The Government’s Guarantees, Pledges and Undertakings Vetting Committee is the fourth and final parliamentary body to be formed, as dictated by the constitution. Fifteen civilians will make up the membership, among them Dr Aye Maung, who heads the Rakhine Nationalities Development Party (RNDP) and who was voted to chair the new committee.
The RNDP came fourth in the elections, having surprised the pro-junta Union Solidarity and Development Party (USDP) in many constituencies in the country’s western Arakan state.
What may surprise observers is the elevation of a so-called opposition politician, or at least one that is not allied to the ruling junta, to a senior position in a body dedicated to examining whether any suspicious behaviour is evident in the policy-making process.
Political corruption and favouritism is rife in Burma, which has been under military rule for nearly five decades, and the junta’s repeated assertions that it is transitioning to civilian rule and “disciplined democracy” have been met with widespread doubt.
Of the 15 members voted to the committee, eight are from the USDP and the remaining seven from a mixture of junta-backed and opposition parties, including the All Mon Region Democratic Party (AMRDP) and the Shan Nationalities Democratic Party (SNDP). A USDP member will be president of the committee.
Burma’s parliament is dominated by members of the pro-junta Union Solidarity and Development Party (USDP), which won 80 percent of the vote in last November’s elections and who are likely receive the tacit support of the 388 military personnel – comprising a quarter of the seats – who were appointed prior to the vote.

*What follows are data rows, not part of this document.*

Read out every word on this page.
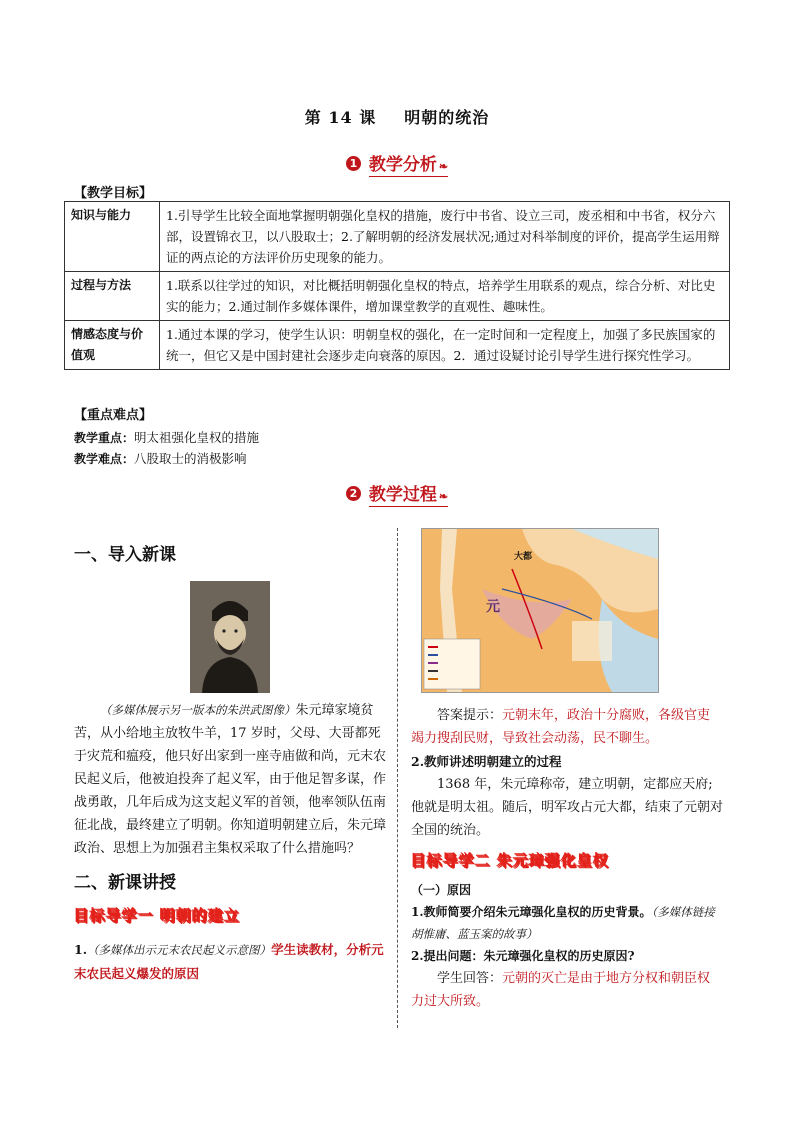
第 14 课 明朝的统治
1 教学分析 ❧
【教学目标】
知识与能力	1.引导学生比较全面地掌握明朝强化皇权的措施，废行中书省、设立三司，废丞相和中书省，权分六部，设置锦衣卫，以八股取士；2.了解明朝的经济发展状况;通过对科举制度的评价，提高学生运用辩证的两点论的方法评价历史现象的能力。
过程与方法	1.联系以往学过的知识，对比概括明朝强化皇权的特点，培养学生用联系的观点，综合分析、对比史实的能力；2.通过制作多媒体课件，增加课堂教学的直观性、趣味性。
情感态度与价值观	1.通过本课的学习，使学生认识：明朝皇权的强化，在一定时间和一定程度上，加强了多民族国家的统一，但它又是中国封建社会逐步走向衰落的原因。2．通过设疑讨论引导学生进行探究性学习。
【重点难点】
教学重点：明太祖强化皇权的措施
教学难点：八股取士的消极影响
2 教学过程 ❧
一、导入新课
（多媒体展示另一版本的朱洪武图像）朱元璋家境贫苦，从小给地主放牧牛羊，17 岁时，父母、大哥都死于灾荒和瘟疫，他只好出家到一座寺庙做和尚，元末农民起义后，他被迫投奔了起义军，由于他足智多谋，作战勇敢，几年后成为这支起义军的首领，他率领队伍南征北战，最终建立了明朝。你知道明朝建立后，朱元璋政治、思想上为加强君主集权采取了什么措施吗？
二、新课讲授
目标导学一 明朝的建立
1.（多媒体出示元末农民起义示意图）学生读教材，分析元末农民起义爆发的原因
大都
元
答案提示：元朝末年，政治十分腐败，各级官吏竭力搜刮民财，导致社会动荡，民不聊生。
2.教师讲述明朝建立的过程
1368 年，朱元璋称帝，建立明朝，定都应天府;他就是明太祖。随后，明军攻占元大都，结束了元朝对全国的统治。
目标导学二 朱元璋强化皇权
（一）原因
1.教师简要介绍朱元璋强化皇权的历史背景。（多媒体链接胡惟庸、蓝玉案的故事）
2.提出问题：朱元璋强化皇权的历史原因?
学生回答：元朝的灭亡是由于地方分权和朝臣权力过大所致。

A significant proportion of the USDP’s upper ranks were once military, but shed their uniforms last year in order to compete in the polls. Many of these have been promoted to senior positions in a number of ministries and committees, despite assertions by the ruling junta that Burma’s is transitioning to civilian rule.
In contrast to a number of other ministries and committees, however, none of the Government’s Guarantees, Pledges and Undertakings Vetting Committee members have military backgrounds, although the majority USDP will likely sway any vote in favour of the pro-junta stance.
The three other committees already formed are Bill Committee, Public Accounts Committee and Hluttaw Rights Committee. The constitution however includes a clause allowing for the creation of a Defence and Security Committee, which it says will come into force “when the occasion arises to have studies made and submitted on defence and security matters or military affairs”.